Thursday, April 07, 2005

day three

not much, but something. i spent most of the day looking for some kind of dramatic surprise from god, but not really expecting it. not expecting it for a couple of reasons. first, there had been no surprises during the first two days, and as a result, i was starting to sense a shift in my feelings – slowly changing from discouragement to disbelief. i still wanted (and still do) something to surprise me, but my enthusiasm for the experiment was starting to fade. and second, i was starting to wonder if this whole idea of expecting these surprises to happen was in some small way prohibiting them from actually happening. was is simply an attempt to manipulate god into responding because i “expected” him too? and was he not responding because my motives were all messed up?

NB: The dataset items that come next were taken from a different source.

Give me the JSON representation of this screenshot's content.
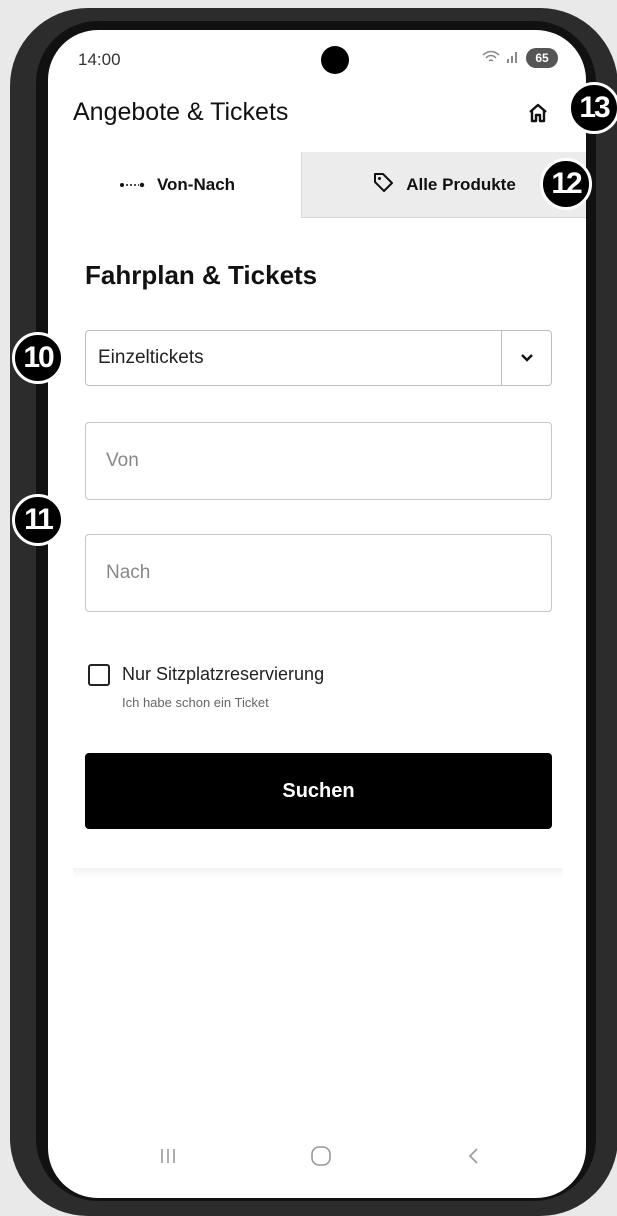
{
  "status_bar": {
    "time": "14:00",
    "battery": "65"
  },
  "header": {
    "title": "Angebote & Tickets"
  },
  "tabs": [
    {
      "label": "Von-Nach",
      "icon": "route-icon",
      "active": true
    },
    {
      "label": "Alle Produkte",
      "icon": "tag-icon",
      "active": false
    }
  ],
  "main": {
    "section_title": "Fahrplan & Tickets",
    "ticket_type": {
      "selected": "Einzeltickets"
    },
    "from_field": {
      "placeholder": "Von"
    },
    "to_field": {
      "placeholder": "Nach"
    },
    "seat_reservation": {
      "label": "Nur Sitzplatzreservierung",
      "sublabel": "Ich habe schon ein Ticket"
    },
    "search_button": "Suchen"
  },
  "callouts": {
    "c10": "10",
    "c11": "11",
    "c12": "12",
    "c13": "13"
  }
}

as i’ve mentioned previously, there seems to be a lot on my mind, and i’m starting to feel discontent in many areas of my life. i’m encouraged to know that discontentment can many times lead to some sort of re-evaluation, which in turn will lead to change (hopefully positive), but the going-through seems a bit foggy and often nebulous. it’s interesting, because i’m starting to even feel a bit of discontentment in my faith – which i think is actually one of the best things that could be happening to me. why? because it’s leading me into a phase of questioning what i know and searching for the things that i have yet to know. this realization finally hit me on tuesday night when i picked up a book that has been sitting on my nightstand for some time now. it’s called “a new kind of christian” and begins with the author identifying his discontentment with his job as a minister as well as his overall faith. perfect timing, eh? and what does all of this have to do with the experiment? i’m not sure – except that there seems to be some overlap in the way that i’m feeling about all of it.

okay, so back to the surprise. was it a surprise? or was it me latching on to something – so that i would feel like god had heard my prayer and responded. maybe a bit of both. why don’t you decide.

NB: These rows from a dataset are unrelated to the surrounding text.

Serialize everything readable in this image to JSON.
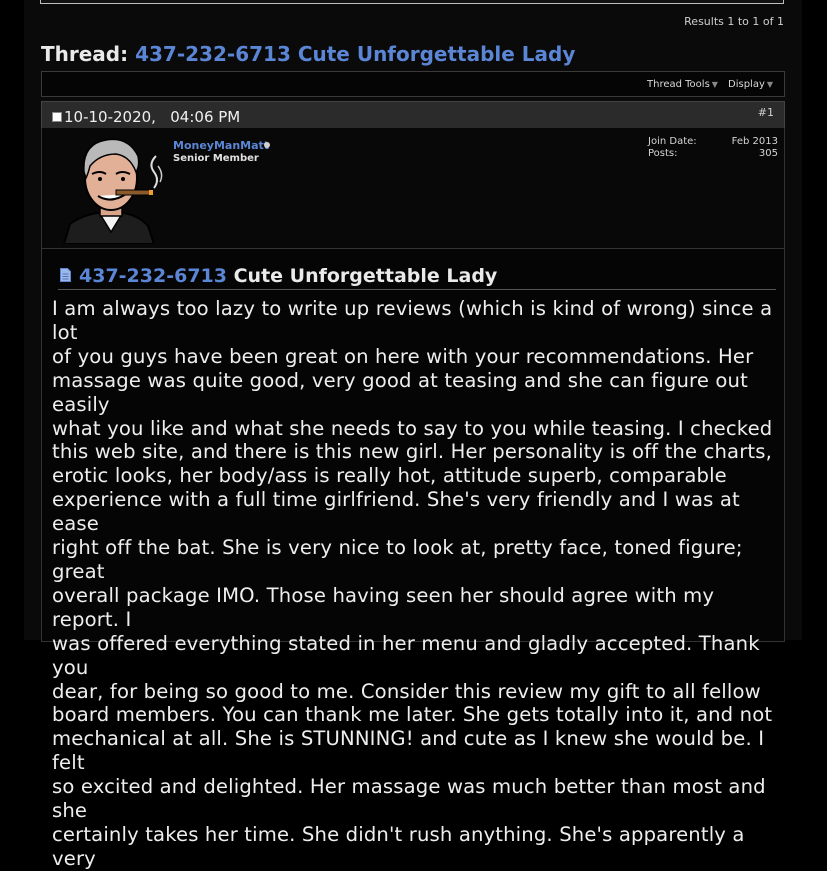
{
  "results": "Results 1 to 1 of 1",
  "thread": {
    "prefix": "Thread:",
    "title": "437-232-6713 Cute Unforgettable Lady"
  },
  "toolbar": {
    "thread_tools": "Thread Tools",
    "display": "Display"
  },
  "post": {
    "date": "10-10-2020,",
    "time": "04:06 PM",
    "number": "#1",
    "user": {
      "name": "MoneyManMatt",
      "title": "Senior Member",
      "join_label": "Join Date:",
      "join_value": "Feb 2013",
      "posts_label": "Posts:",
      "posts_value": "305"
    },
    "title_phone": "437-232-6713",
    "title_rest": "Cute Unforgettable Lady",
    "lines": [
      "I am always too lazy to write up reviews (which is kind of wrong) since a lot",
      "of you guys have been great on here with your recommendations. Her",
      "massage was quite good, very good at teasing and she can figure out easily",
      "what you like and what she needs to say to you while teasing. I checked",
      "this web site, and there is this new girl. Her personality is off the charts,",
      "erotic looks, her body/ass is really hot, attitude superb, comparable",
      "experience with a full time girlfriend. She's very friendly and I was at ease",
      "right off the bat. She is very nice to look at, pretty face, toned figure; great",
      "overall package IMO. Those having seen her should agree with my report. I",
      "was offered everything stated in her menu and gladly accepted. Thank you",
      "dear, for being so good to me. Consider this review my gift to all fellow",
      "board members. You can thank me later. She gets totally into it, and not",
      "mechanical at all. She is STUNNING! and cute as I knew she would be. I felt",
      "so excited and delighted. Her massage was much better than most and she",
      "certainly takes her time. She didn't rush anything. She's apparently a very"
    ]
  }
}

i was feeling a bit numb and apathetic, so i decided to get out of the office for awhile. my plan was to swing through taco bell for a couple of tacos and head over to the river to just sit and be. it seemed like a good diversion and in the back of my twisted little mind, i figured that i had at least a 50/50 chance of finding a surprise in one of my tacos (or any fast food in general). ha. anyway, as i was slowing down to make a right turn on broadway, in north minneapolis, i notice this 4 to 5 inch bubble floating along the sidewalk. it seemed very odd – a single bubble, all by itself, floating along. it floated for probably 5 seconds and then popped and disappeared. i quickly looked around for the source and found none. no one in sight. was this my surprise?

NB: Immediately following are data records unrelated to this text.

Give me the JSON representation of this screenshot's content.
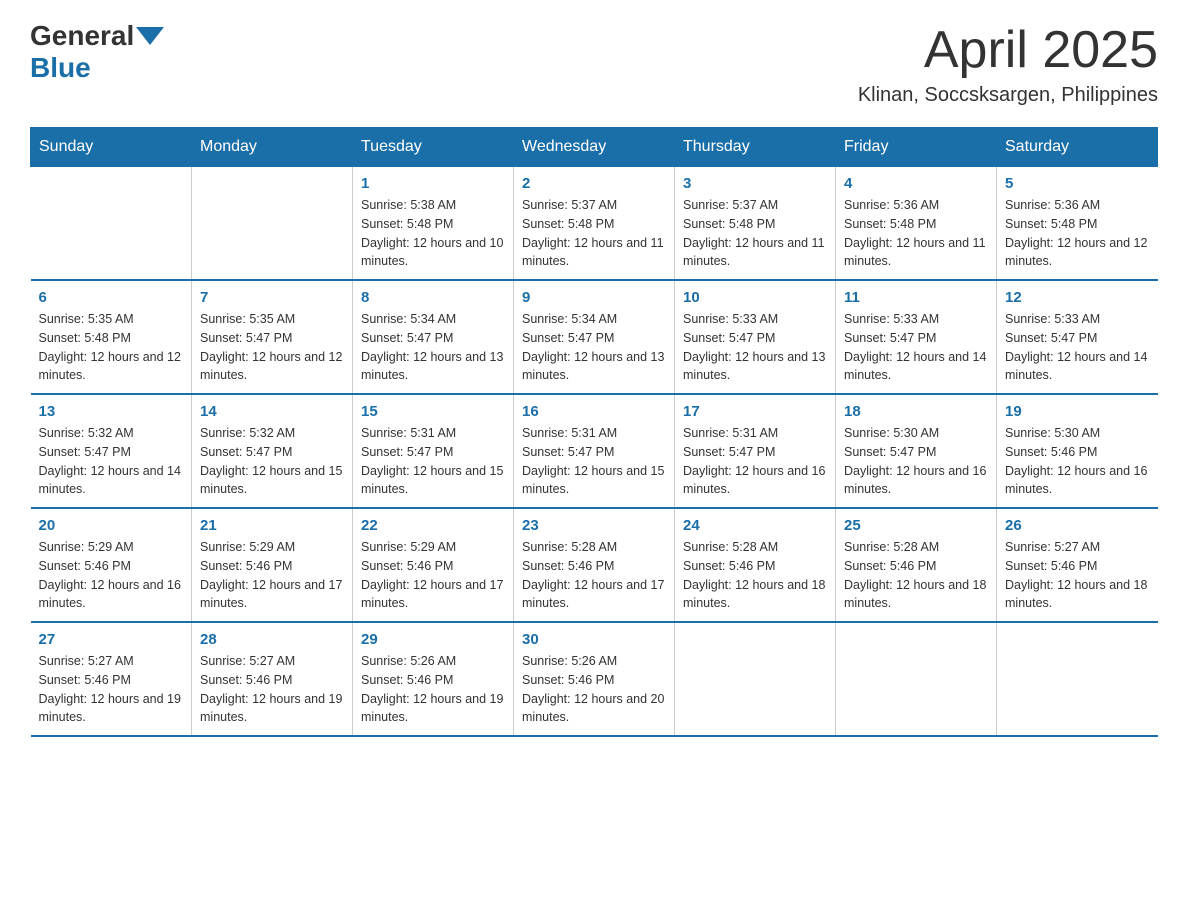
{
  "header": {
    "logo": {
      "general": "General",
      "blue": "Blue"
    },
    "title": "April 2025",
    "location": "Klinan, Soccsksargen, Philippines"
  },
  "days_of_week": [
    "Sunday",
    "Monday",
    "Tuesday",
    "Wednesday",
    "Thursday",
    "Friday",
    "Saturday"
  ],
  "weeks": [
    [
      {
        "day": "",
        "sunrise": "",
        "sunset": "",
        "daylight": ""
      },
      {
        "day": "",
        "sunrise": "",
        "sunset": "",
        "daylight": ""
      },
      {
        "day": "1",
        "sunrise": "Sunrise: 5:38 AM",
        "sunset": "Sunset: 5:48 PM",
        "daylight": "Daylight: 12 hours and 10 minutes."
      },
      {
        "day": "2",
        "sunrise": "Sunrise: 5:37 AM",
        "sunset": "Sunset: 5:48 PM",
        "daylight": "Daylight: 12 hours and 11 minutes."
      },
      {
        "day": "3",
        "sunrise": "Sunrise: 5:37 AM",
        "sunset": "Sunset: 5:48 PM",
        "daylight": "Daylight: 12 hours and 11 minutes."
      },
      {
        "day": "4",
        "sunrise": "Sunrise: 5:36 AM",
        "sunset": "Sunset: 5:48 PM",
        "daylight": "Daylight: 12 hours and 11 minutes."
      },
      {
        "day": "5",
        "sunrise": "Sunrise: 5:36 AM",
        "sunset": "Sunset: 5:48 PM",
        "daylight": "Daylight: 12 hours and 12 minutes."
      }
    ],
    [
      {
        "day": "6",
        "sunrise": "Sunrise: 5:35 AM",
        "sunset": "Sunset: 5:48 PM",
        "daylight": "Daylight: 12 hours and 12 minutes."
      },
      {
        "day": "7",
        "sunrise": "Sunrise: 5:35 AM",
        "sunset": "Sunset: 5:47 PM",
        "daylight": "Daylight: 12 hours and 12 minutes."
      },
      {
        "day": "8",
        "sunrise": "Sunrise: 5:34 AM",
        "sunset": "Sunset: 5:47 PM",
        "daylight": "Daylight: 12 hours and 13 minutes."
      },
      {
        "day": "9",
        "sunrise": "Sunrise: 5:34 AM",
        "sunset": "Sunset: 5:47 PM",
        "daylight": "Daylight: 12 hours and 13 minutes."
      },
      {
        "day": "10",
        "sunrise": "Sunrise: 5:33 AM",
        "sunset": "Sunset: 5:47 PM",
        "daylight": "Daylight: 12 hours and 13 minutes."
      },
      {
        "day": "11",
        "sunrise": "Sunrise: 5:33 AM",
        "sunset": "Sunset: 5:47 PM",
        "daylight": "Daylight: 12 hours and 14 minutes."
      },
      {
        "day": "12",
        "sunrise": "Sunrise: 5:33 AM",
        "sunset": "Sunset: 5:47 PM",
        "daylight": "Daylight: 12 hours and 14 minutes."
      }
    ],
    [
      {
        "day": "13",
        "sunrise": "Sunrise: 5:32 AM",
        "sunset": "Sunset: 5:47 PM",
        "daylight": "Daylight: 12 hours and 14 minutes."
      },
      {
        "day": "14",
        "sunrise": "Sunrise: 5:32 AM",
        "sunset": "Sunset: 5:47 PM",
        "daylight": "Daylight: 12 hours and 15 minutes."
      },
      {
        "day": "15",
        "sunrise": "Sunrise: 5:31 AM",
        "sunset": "Sunset: 5:47 PM",
        "daylight": "Daylight: 12 hours and 15 minutes."
      },
      {
        "day": "16",
        "sunrise": "Sunrise: 5:31 AM",
        "sunset": "Sunset: 5:47 PM",
        "daylight": "Daylight: 12 hours and 15 minutes."
      },
      {
        "day": "17",
        "sunrise": "Sunrise: 5:31 AM",
        "sunset": "Sunset: 5:47 PM",
        "daylight": "Daylight: 12 hours and 16 minutes."
      },
      {
        "day": "18",
        "sunrise": "Sunrise: 5:30 AM",
        "sunset": "Sunset: 5:47 PM",
        "daylight": "Daylight: 12 hours and 16 minutes."
      },
      {
        "day": "19",
        "sunrise": "Sunrise: 5:30 AM",
        "sunset": "Sunset: 5:46 PM",
        "daylight": "Daylight: 12 hours and 16 minutes."
      }
    ],
    [
      {
        "day": "20",
        "sunrise": "Sunrise: 5:29 AM",
        "sunset": "Sunset: 5:46 PM",
        "daylight": "Daylight: 12 hours and 16 minutes."
      },
      {
        "day": "21",
        "sunrise": "Sunrise: 5:29 AM",
        "sunset": "Sunset: 5:46 PM",
        "daylight": "Daylight: 12 hours and 17 minutes."
      },
      {
        "day": "22",
        "sunrise": "Sunrise: 5:29 AM",
        "sunset": "Sunset: 5:46 PM",
        "daylight": "Daylight: 12 hours and 17 minutes."
      },
      {
        "day": "23",
        "sunrise": "Sunrise: 5:28 AM",
        "sunset": "Sunset: 5:46 PM",
        "daylight": "Daylight: 12 hours and 17 minutes."
      },
      {
        "day": "24",
        "sunrise": "Sunrise: 5:28 AM",
        "sunset": "Sunset: 5:46 PM",
        "daylight": "Daylight: 12 hours and 18 minutes."
      },
      {
        "day": "25",
        "sunrise": "Sunrise: 5:28 AM",
        "sunset": "Sunset: 5:46 PM",
        "daylight": "Daylight: 12 hours and 18 minutes."
      },
      {
        "day": "26",
        "sunrise": "Sunrise: 5:27 AM",
        "sunset": "Sunset: 5:46 PM",
        "daylight": "Daylight: 12 hours and 18 minutes."
      }
    ],
    [
      {
        "day": "27",
        "sunrise": "Sunrise: 5:27 AM",
        "sunset": "Sunset: 5:46 PM",
        "daylight": "Daylight: 12 hours and 19 minutes."
      },
      {
        "day": "28",
        "sunrise": "Sunrise: 5:27 AM",
        "sunset": "Sunset: 5:46 PM",
        "daylight": "Daylight: 12 hours and 19 minutes."
      },
      {
        "day": "29",
        "sunrise": "Sunrise: 5:26 AM",
        "sunset": "Sunset: 5:46 PM",
        "daylight": "Daylight: 12 hours and 19 minutes."
      },
      {
        "day": "30",
        "sunrise": "Sunrise: 5:26 AM",
        "sunset": "Sunset: 5:46 PM",
        "daylight": "Daylight: 12 hours and 20 minutes."
      },
      {
        "day": "",
        "sunrise": "",
        "sunset": "",
        "daylight": ""
      },
      {
        "day": "",
        "sunrise": "",
        "sunset": "",
        "daylight": ""
      },
      {
        "day": "",
        "sunrise": "",
        "sunset": "",
        "daylight": ""
      }
    ]
  ]
}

two thoughts hit me as i pontificated. the first is that i could sense god telling me to stop looking for him in the bubble, because he’s not there. well, he is there, but he’s also everywhere. you see, when that bubble popped and disappeared, it didn’t mean that the bubble was gone. the elements that formed the bubble where still either in the air or on the sidewalk, it’s just that they had separated so that their visual form could not be seen anymore. i keep looking for the “big” surprise, but god is everywhere. well, it seemed like a big thought, but something that i already knew. knowing and experiencing though are two different things. the bible verse that came to mind was the one about how jesus identified “seeing and believing” being a good thing but “not seeing and believing” being greater. all of that said, i still long to “see” and “experience” god in places that i haven’t before.

the second thought was this. kids like bubbles. in fact, they like a lot of things that adults have seemed to either give up or lost interest in. jesus talked about the importance of becoming like children in order to enter into the kingdom of god, and i wondered if i needed to become more kid-like before i would be able to see some of these surprises. hmmm, just a thought i guess.

perhaps the “something” was a little bigger than i thought.